Miami is a crime writer’s paradise. This city has seen it all, and her denizens have definitely done it all, so there’s no shortage of inspiration to fuel the imagination. The Magic City often feels more like a fictional metropolis than an actual, real-life place. Our history is tumultuous, our population is sundry, and our reputation as a notorious, world-class, city of the night is hard earned and well deserved. But above all, Miami is a city that grows and changes, just like its people. It updates more often than any smartphone app, which is to say that unless you’ve visited within the last year, your perspective is likely outdated.
That doesn’t mean that you don’t know Miami. Day-to-day life here is a lot like it is anywhere else, only it’s sunnier and more expensive.
But Miami is much, much more than palm trees, beaches, drugs, bronzed bodies, and neon nightlife. And yet it’s that, too. This plurality of identities presents interesting opportunities for writers who set their fiction set in a city like Miami. Miami is too big for one novel to encompass, so it’s important for writers to add their versions to the collective consciousness. One of my goals when writing my debut novel, Blood in the Cut, was to highlight the humanity beneath the perceived exoticism. As with any genre, there are specific things readers expect when they pick up a crime thriller, and certain things are expected of a crime thriller set in Miami. But like any ambitious writer, my job is to shatter every single one of your expectations. But I want you enjoy the experience. I want it to linger like a sweet aftertaste. I want you to think about it long after you’ve put down the book and rejoined your reality. To do my job well, I have to give you what you want in order to show you that which I need to show you.
While I don’t know what readers know about Miami, based on what I see on TV and read in the news, I have a sense of how they perceive it. I know what they think about Miami. Again, the flat, single-note identity afforded to us all the way down south is, to the reader’s credit, often accurate, but it’s incomplete. Our country’s perception of the city is an oversimplification that affords writers like me an opportunity to introduce readers to some the people and places that are often overlooked by the rest of the country. What’s well-known to me is fresh ground for readers.
This is one way that I’m able to subvert expectations. Turning away from as many of the easily-recognizable images and locations that are associated with Miami (and thrillers, I dare say) was my first and strongest instinct. Like many locals, I have no interest in fighting tourists for parking spots in Wynwood or Miami Beach. I refuse to pay what you pay for bottles in a club. In fact, the only time I venture over the bridge is at the behest of friends and family who visit and want to experience what they believe to be #MiamiLife. What they don’t know is that actual Miami life, as lived by locals, is far more interesting. As my favorite local musician, PinoGrillo, puts it: “My city’s not found in the bars, it’s busy under the stars. What clubs? We party in our backyards.”

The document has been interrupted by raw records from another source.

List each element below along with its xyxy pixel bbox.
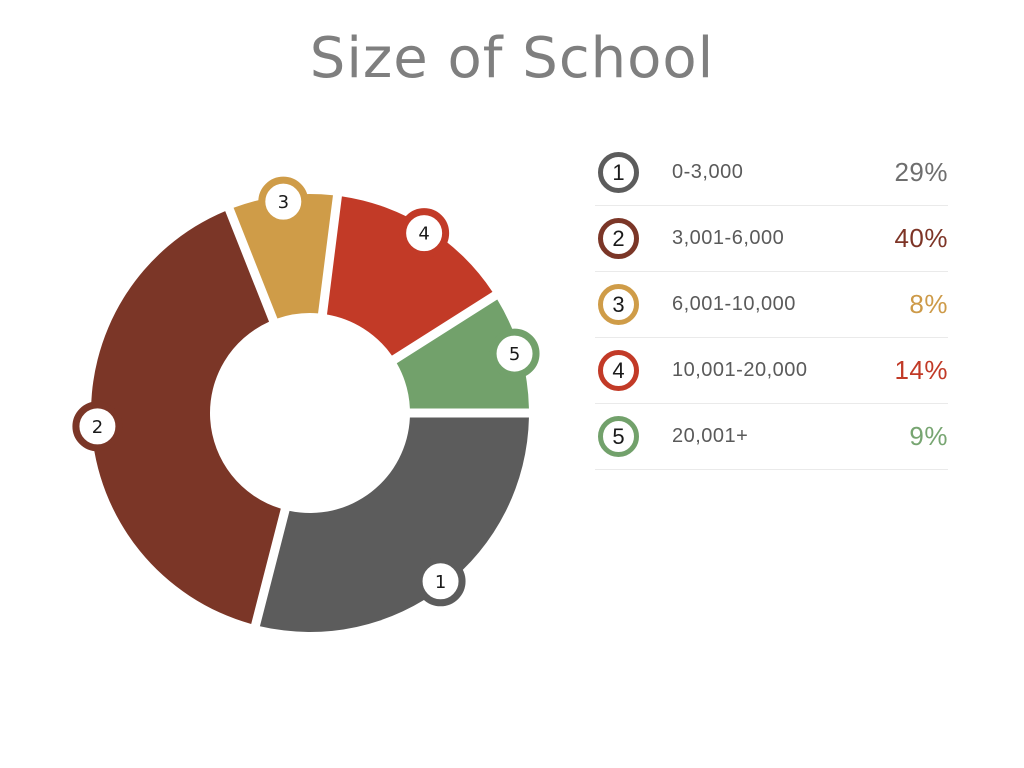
legend-marker-5: 5 bbox=[598, 416, 639, 457]
legend-percent-2: 40% bbox=[894, 223, 948, 253]
legend-marker-4: 4 bbox=[598, 350, 639, 391]
legend-label-1: 0-3,000 bbox=[672, 161, 744, 183]
donut-slice-5 bbox=[396, 299, 529, 409]
legend-percent-5: 9% bbox=[909, 421, 948, 451]
slice-marker-3 bbox=[258, 176, 309, 227]
donut-slice-1 bbox=[259, 417, 529, 632]
legend: 1 0-3,000 29% 2 3,001-6,000 40% 3 6,001-10,000 8… bbox=[595, 140, 948, 470]
slice-marker-number-2: 2 bbox=[92, 417, 103, 438]
slice-marker-number-5: 5 bbox=[509, 344, 520, 365]
legend-row-1: 1 0-3,000 29% bbox=[595, 140, 948, 206]
slice-marker-number-3: 3 bbox=[278, 192, 289, 213]
legend-marker-3: 3 bbox=[598, 284, 639, 325]
legend-marker-2: 2 bbox=[598, 218, 639, 259]
slice-marker-number-1: 1 bbox=[435, 572, 446, 593]
legend-row-3: 3 6,001-10,000 8% bbox=[595, 272, 948, 338]
legend-label-2: 3,001-6,000 bbox=[672, 227, 785, 249]
legend-row-2: 2 3,001-6,000 40% bbox=[595, 206, 948, 272]
legend-label-5: 20,001+ bbox=[672, 425, 749, 447]
slice-marker-1 bbox=[415, 556, 466, 607]
legend-marker-1: 1 bbox=[598, 152, 639, 193]
donut-chart: 1 2 3 4 5 bbox=[72, 176, 540, 632]
legend-percent-1: 29% bbox=[894, 157, 948, 187]
legend-percent-3: 8% bbox=[909, 289, 948, 319]
donut-slice-4 bbox=[326, 196, 493, 356]
legend-row-5: 5 20,001+ 9% bbox=[595, 404, 948, 470]
legend-label-3: 6,001-10,000 bbox=[672, 293, 796, 315]
slice-marker-4 bbox=[399, 208, 450, 259]
slice-marker-2 bbox=[72, 401, 123, 452]
donut-slice-2 bbox=[90, 211, 281, 624]
legend-label-4: 10,001-20,000 bbox=[672, 359, 808, 381]
slice-marker-5 bbox=[489, 328, 540, 379]
donut-slice-3 bbox=[233, 194, 333, 319]
legend-percent-4: 14% bbox=[894, 355, 948, 385]
chart-title: Size of School bbox=[309, 26, 715, 91]
slice-marker-number-4: 4 bbox=[418, 224, 429, 245]
legend-row-4: 4 10,001-20,000 14% bbox=[595, 338, 948, 404]
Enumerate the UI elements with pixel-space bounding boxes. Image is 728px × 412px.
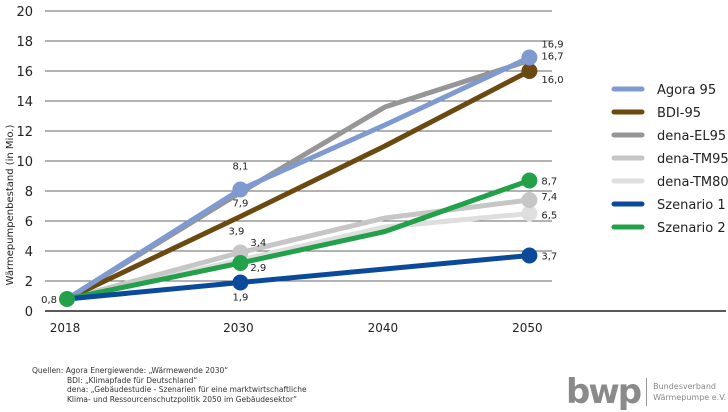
data-label: 6,5	[541, 211, 557, 222]
y-tick-label: 16	[16, 65, 33, 80]
legend-label: Szenario 1	[657, 198, 726, 213]
data-point-marker	[521, 205, 538, 222]
series-line-szenario-2	[64, 178, 532, 302]
data-point-marker	[521, 49, 538, 66]
logo-divider	[646, 378, 648, 406]
source-line: Klima- und Ressourcenschutzpolitik 2050 …	[67, 394, 297, 404]
data-point-marker	[232, 181, 249, 198]
data-point-marker	[232, 255, 249, 271]
y-tick-label: 12	[16, 125, 33, 140]
logo-line2: Wärmepumpe e.V.	[653, 393, 727, 402]
data-label: 16,0	[541, 75, 563, 86]
y-tick-label: 2	[25, 275, 33, 290]
logo-line1: Bundesverband	[653, 382, 716, 391]
y-tick-label: 4	[25, 245, 33, 260]
data-point-marker	[59, 291, 75, 307]
x-tick-label: 2040	[368, 321, 399, 335]
legend-label: BDI-95	[657, 106, 701, 121]
legend-label: dena-EL95	[657, 129, 726, 144]
logo-text: Bundesverband Wärmepumpe e.V.	[653, 381, 726, 403]
series-line-dena-tm95	[64, 197, 532, 302]
data-label: 0,8	[41, 295, 57, 306]
y-tick-label: 14	[16, 95, 33, 110]
data-point-marker	[521, 172, 538, 189]
data-point-marker	[521, 247, 538, 264]
source-line: BDI: „Klimapfade für Deutschland“	[67, 375, 198, 385]
logo-mark: bwp	[566, 372, 642, 412]
x-tick-label: 2050	[512, 321, 543, 335]
legend-label: dena-TM95	[657, 152, 728, 167]
data-label: 8,1	[232, 162, 248, 173]
source-line: Quellen: Agora Energiewende: „Wärmewende…	[32, 366, 229, 375]
legend-label: dena-TM80	[657, 175, 728, 190]
series-line-agora-95	[64, 55, 532, 302]
line-chart: 0 2 4 6 8 10 12 14 16 18 20 2018 2030 2040 2050 Wärmepu…	[5, 5, 728, 335]
data-label: 16,9	[541, 40, 563, 51]
data-point-marker	[521, 63, 538, 79]
y-tick-label: 20	[16, 5, 33, 20]
data-label: 16,7	[541, 52, 563, 63]
bwp-logo: bwp Bundesverband Wärmepumpe e.V.	[566, 372, 726, 412]
series-line-bdi-95	[64, 68, 532, 302]
sources-note: Quellen: Agora Energiewende: „Wärmewende…	[32, 366, 307, 404]
data-label: 8,7	[541, 177, 557, 188]
x-tick-label: 2018	[50, 321, 81, 335]
data-label: 2,9	[250, 263, 266, 274]
data-label: 1,9	[232, 293, 248, 304]
x-tick-label: 2030	[223, 321, 254, 335]
legend-label: Agora 95	[657, 83, 716, 98]
data-label: 7,9	[232, 199, 248, 210]
y-tick-label: 18	[16, 35, 33, 50]
source-line: dena: „Gebäudestudie - Szenarien für ein…	[67, 385, 307, 394]
legend-label: Szenario 2	[657, 221, 726, 236]
y-tick-label: 0	[25, 305, 33, 320]
data-label: 3,7	[541, 252, 557, 263]
y-tick-label: 6	[25, 215, 33, 230]
data-label: 3,4	[250, 238, 266, 249]
y-axis-label: Wärmepumpenbestand (in Mio.)	[5, 125, 16, 286]
data-point-marker	[521, 192, 538, 208]
y-tick-label: 8	[25, 185, 33, 200]
series-line-szenario-1	[64, 253, 532, 302]
data-point-marker	[232, 274, 249, 291]
data-label: 3,9	[228, 227, 244, 238]
data-label: 7,4	[541, 192, 557, 203]
y-tick-label: 10	[16, 155, 33, 170]
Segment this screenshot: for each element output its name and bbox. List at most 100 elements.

Eventually, my guests are exposed to the other elements and experiences that Miami has to offer, and that adds layers and layers of complexity and understanding that make the Magic City even more magical. For instance, there’s nothing on planet earth like the Everglades. Nothing. It’s a one-of-a-kind ecosystem. As you explore this primal, verdant paradise, you can almost feel of eons that have washed over the grass all around you. Time flows differently when the sky and distant tree line are your horizon. You become aware that you are on sacred ground.
And if that’s not enough, you might visit any of the countless beaches along our shores for some of the most sobering, spellbinding sunrises and sunsets you’ll ever experience. And few cities can offer the cultural diversity that Miami can; languages from the far corners of the globe intermingle with music and birdsong to weave a deep auditory fabric. This city is the bedrock of a million American Dreams, where families from every creed and country come to forge their futures.
But more than anything, Miami is a city of experiences. You have to come here and see it, feel it, be it. Miami is the moments that you spend under its spell. It’s your senses enraptured. It’s a version of you that can exist nowhere else. That’s the magic of Miami.
I won’t tell you where I take my visitors when they visit. I won’t tell you what we do. You’ll have to read the novel for that. But I can tell you that anyone who rides through Miami with me finds it far more complex and enticing than they did before. Being accompanied by someone Born & Raised like yours truly will do that.
The Magic City performs for a worldwide audience day in and day out. We know what you think of us. We’re putting on the show, remember? But the underbelly, the world you don’t see, is so much more gritty, seductive, and dangerous than what you’re shown. Experiencing the Magic City from the right perspective and the right time will change your understanding of what makes Miami what it is. Think of Blood in the Cut as a backstage pass.